PALLONE: Living Shorelines Act will help protect coastal towns
The Following Op-Ed appearaed in the Asbury Park Press on November 29th, 2017
Ever since superstorm Sandy hit New Jersey five years ago, we have invested hundreds of millions of dollars in making our state more resilient and able to withstand the effects of climate change. An important part of this effort has been protecting our coastal communities through flood-resistant infrastructure.
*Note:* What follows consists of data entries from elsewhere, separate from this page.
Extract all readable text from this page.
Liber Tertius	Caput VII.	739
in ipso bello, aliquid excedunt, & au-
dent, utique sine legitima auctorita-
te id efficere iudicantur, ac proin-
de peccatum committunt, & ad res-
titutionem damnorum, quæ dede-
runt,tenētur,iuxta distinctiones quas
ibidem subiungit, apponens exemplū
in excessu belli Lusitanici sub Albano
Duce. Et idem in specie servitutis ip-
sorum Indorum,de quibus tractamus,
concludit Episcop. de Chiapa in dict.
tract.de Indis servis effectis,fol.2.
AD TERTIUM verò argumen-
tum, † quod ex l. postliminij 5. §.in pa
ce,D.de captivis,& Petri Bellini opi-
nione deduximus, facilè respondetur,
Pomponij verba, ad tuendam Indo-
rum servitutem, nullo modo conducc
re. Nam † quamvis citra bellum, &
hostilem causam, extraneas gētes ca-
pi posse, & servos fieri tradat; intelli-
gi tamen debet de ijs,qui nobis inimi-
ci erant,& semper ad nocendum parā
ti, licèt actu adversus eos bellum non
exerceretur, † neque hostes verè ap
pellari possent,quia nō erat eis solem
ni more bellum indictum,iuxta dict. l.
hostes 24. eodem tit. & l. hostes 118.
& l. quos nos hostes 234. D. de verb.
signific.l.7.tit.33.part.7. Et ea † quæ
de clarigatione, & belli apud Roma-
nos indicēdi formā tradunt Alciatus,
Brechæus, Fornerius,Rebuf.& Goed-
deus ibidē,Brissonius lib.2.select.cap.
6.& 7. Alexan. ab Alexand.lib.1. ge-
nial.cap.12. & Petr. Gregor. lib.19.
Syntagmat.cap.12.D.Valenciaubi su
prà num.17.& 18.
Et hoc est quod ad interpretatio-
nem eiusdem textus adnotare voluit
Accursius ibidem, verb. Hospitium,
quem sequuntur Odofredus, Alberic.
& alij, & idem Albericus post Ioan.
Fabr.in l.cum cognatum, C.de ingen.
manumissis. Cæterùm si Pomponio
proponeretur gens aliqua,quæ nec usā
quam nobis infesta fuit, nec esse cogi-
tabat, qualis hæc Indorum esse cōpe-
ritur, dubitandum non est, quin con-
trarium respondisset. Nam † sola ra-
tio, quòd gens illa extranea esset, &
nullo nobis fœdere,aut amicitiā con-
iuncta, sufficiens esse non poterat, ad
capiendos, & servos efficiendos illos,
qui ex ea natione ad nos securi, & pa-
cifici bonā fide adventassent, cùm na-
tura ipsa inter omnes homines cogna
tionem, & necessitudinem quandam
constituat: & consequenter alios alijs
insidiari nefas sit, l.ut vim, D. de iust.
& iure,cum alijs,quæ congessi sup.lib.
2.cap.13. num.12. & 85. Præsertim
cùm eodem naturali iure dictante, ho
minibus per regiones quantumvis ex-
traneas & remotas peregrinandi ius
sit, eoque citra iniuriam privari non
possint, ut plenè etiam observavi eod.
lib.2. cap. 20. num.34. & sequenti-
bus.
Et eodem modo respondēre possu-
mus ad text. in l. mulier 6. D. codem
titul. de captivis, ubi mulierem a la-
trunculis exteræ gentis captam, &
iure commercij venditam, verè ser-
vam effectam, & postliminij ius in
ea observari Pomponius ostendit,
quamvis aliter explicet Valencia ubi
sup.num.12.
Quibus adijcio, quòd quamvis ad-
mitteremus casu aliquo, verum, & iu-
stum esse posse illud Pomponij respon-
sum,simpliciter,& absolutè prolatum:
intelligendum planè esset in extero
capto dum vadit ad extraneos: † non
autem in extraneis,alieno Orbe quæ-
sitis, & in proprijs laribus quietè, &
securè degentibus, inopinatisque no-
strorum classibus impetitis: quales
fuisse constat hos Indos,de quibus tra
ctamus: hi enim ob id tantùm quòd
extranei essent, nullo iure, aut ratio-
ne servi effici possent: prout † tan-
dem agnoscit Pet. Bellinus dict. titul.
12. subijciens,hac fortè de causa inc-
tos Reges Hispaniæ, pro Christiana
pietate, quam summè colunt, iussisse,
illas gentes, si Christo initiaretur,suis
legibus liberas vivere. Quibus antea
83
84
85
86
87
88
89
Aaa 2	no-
It is possible, and preferable, to develop coastal storm-resistant infrastructure that has no adverse impact on the environment. One such approach is the use of living shorelines, which incorporate natural and organic materials, like wetland plants and oyster reefs that can better protect coastal communities and combat erosion, while also benefiting the local environment. Numerous studies have shown that living shoreline projects can be a better way of addressing erosion than traditional shoreline hardening techniques like bulkheads. Living shorelines also help to improve water quality, which benefits local wildlife and fish populations, and provide opportunities for recreation that traditional hard infrastructure simply does not. Furthermore, these projects are adaptable and self-maintaining, and become even stronger and more resilient over time.
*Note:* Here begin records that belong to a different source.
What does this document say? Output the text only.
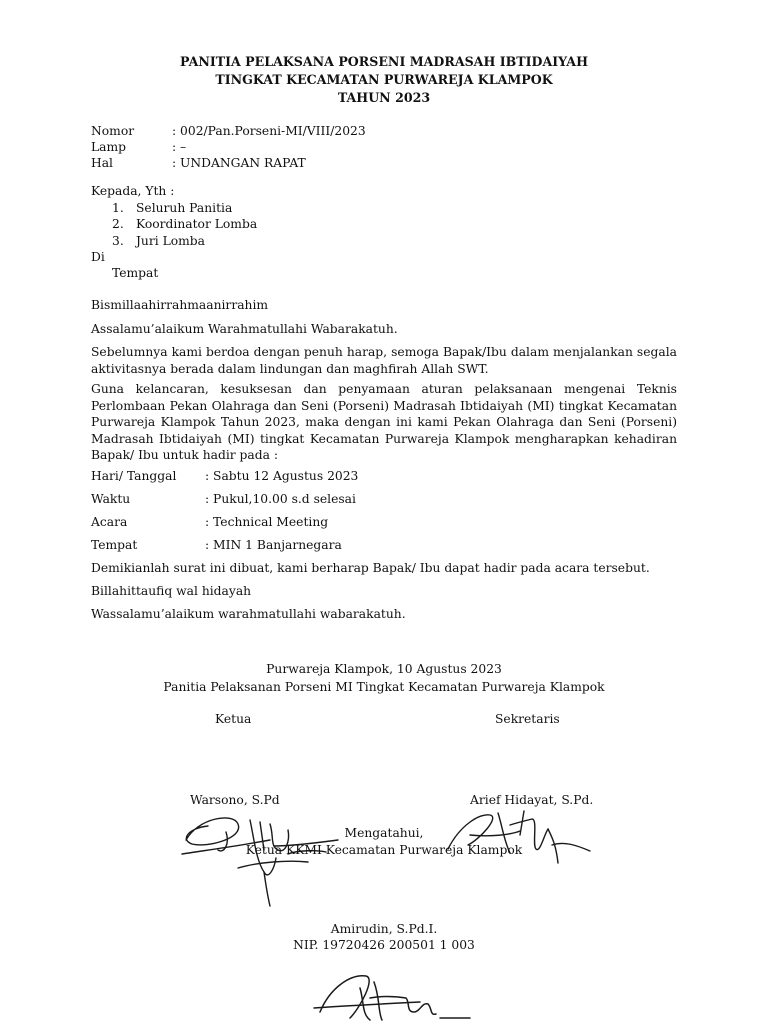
PANITIA PELAKSANA PORSENI MADRASAH IBTIDAIYAH
TINGKAT KECAMATAN PURWAREJA KLAMPOK
TAHUN 2023
Nomor	: 002/Pan.Porseni-MI/VIII/2023
Lamp	: –
Hal	: UNDANGAN RAPAT
Kepada, Yth :
1. Seluruh Panitia
2. Koordinator Lomba
3. Juri Lomba
Di
Tempat
Bismillaahirrahmaanirrahim
Assalamu’alaikum Warahmatullahi Wabarakatuh.
Sebelumnya kami berdoa dengan penuh harap, semoga Bapak/Ibu dalam menjalankan segala aktivitasnya berada dalam lindungan dan maghfirah Allah SWT.
Guna kelancaran, kesuksesan dan penyamaan aturan pelaksanaan mengenai Teknis Perlombaan Pekan Olahraga dan Seni (Porseni) Madrasah Ibtidaiyah (MI) tingkat Kecamatan Purwareja Klampok Tahun 2023, maka dengan ini kami Pekan Olahraga dan Seni (Porseni) Madrasah Ibtidaiyah (MI) tingkat Kecamatan Purwareja Klampok mengharapkan kehadiran Bapak/ Ibu untuk hadir pada :
Hari/ Tanggal : Sabtu 12 Agustus 2023
Waktu	: Pukul,10.00 s.d selesai
Acara	: Technical Meeting
Tempat	: MIN 1 Banjarnegara
Demikianlah surat ini dibuat, kami berharap Bapak/ Ibu dapat hadir pada acara tersebut.
Billahittaufiq wal hidayah
Wassalamu’alaikum warahmatullahi wabarakatuh.
Purwareja Klampok, 10 Agustus 2023
Panitia Pelaksanan Porseni MI Tingkat Kecamatan Purwareja Klampok
Ketua	Sekretaris
Warsono, S.Pd	Arief Hidayat, S.Pd.
Mengatahui,
Ketua KKMI Kecamatan Purwareja Klampok
Amirudin, S.Pd.I.
NIP. 19720426 200501 1 003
I will soon introduce the Living Shorelines Act, which would create a federal grant program to assist states, localities and non-government organizations in constructing these highly beneficial projects. Federal funds would be matched by state and local governments applying for grants, and projects would be monitored to measure and report on the program and determine best practices for living shorelines projects moving forward.
Perhaps most importantly for New Jersey, the bill would give priority consideration to projects in areas where a federal disaster declaration has been made in the past 10 years, which would include all of New Jersey’s coastal areas
The Living Shorelines Act would provide critical federal support for states and localities that want to construct living shorelines projects. In New Jersey alone, more than 50 living shoreline projects are in the process of being built. In September, Perth Amboy received a state grant to build a living shoreline as part of rehabilitating a former scrap yard into a green space.
The Living Shorelines Act would give local communities another tool in the toolbox, but it would neither require coastal communities to pursue these projects exclusively, nor impose bureaucratic hurdles on communities investing in traditional hard infrastructure.
The Living Shorelines Act will help us protect our coastal communities from the rising threats of climate change including increased storm intensity and frequency, increased flooding, and sea level rise. Utilizing natural infrastructure can help to effectively mitigate future flooding while benefiting local environments and economies. The Living Shorelines Act advances that goal, and I will continue to work to enact this important legislation.
Rep. Frank Pallone, D-N.J., represents New Jersey’s 6th Congressional District.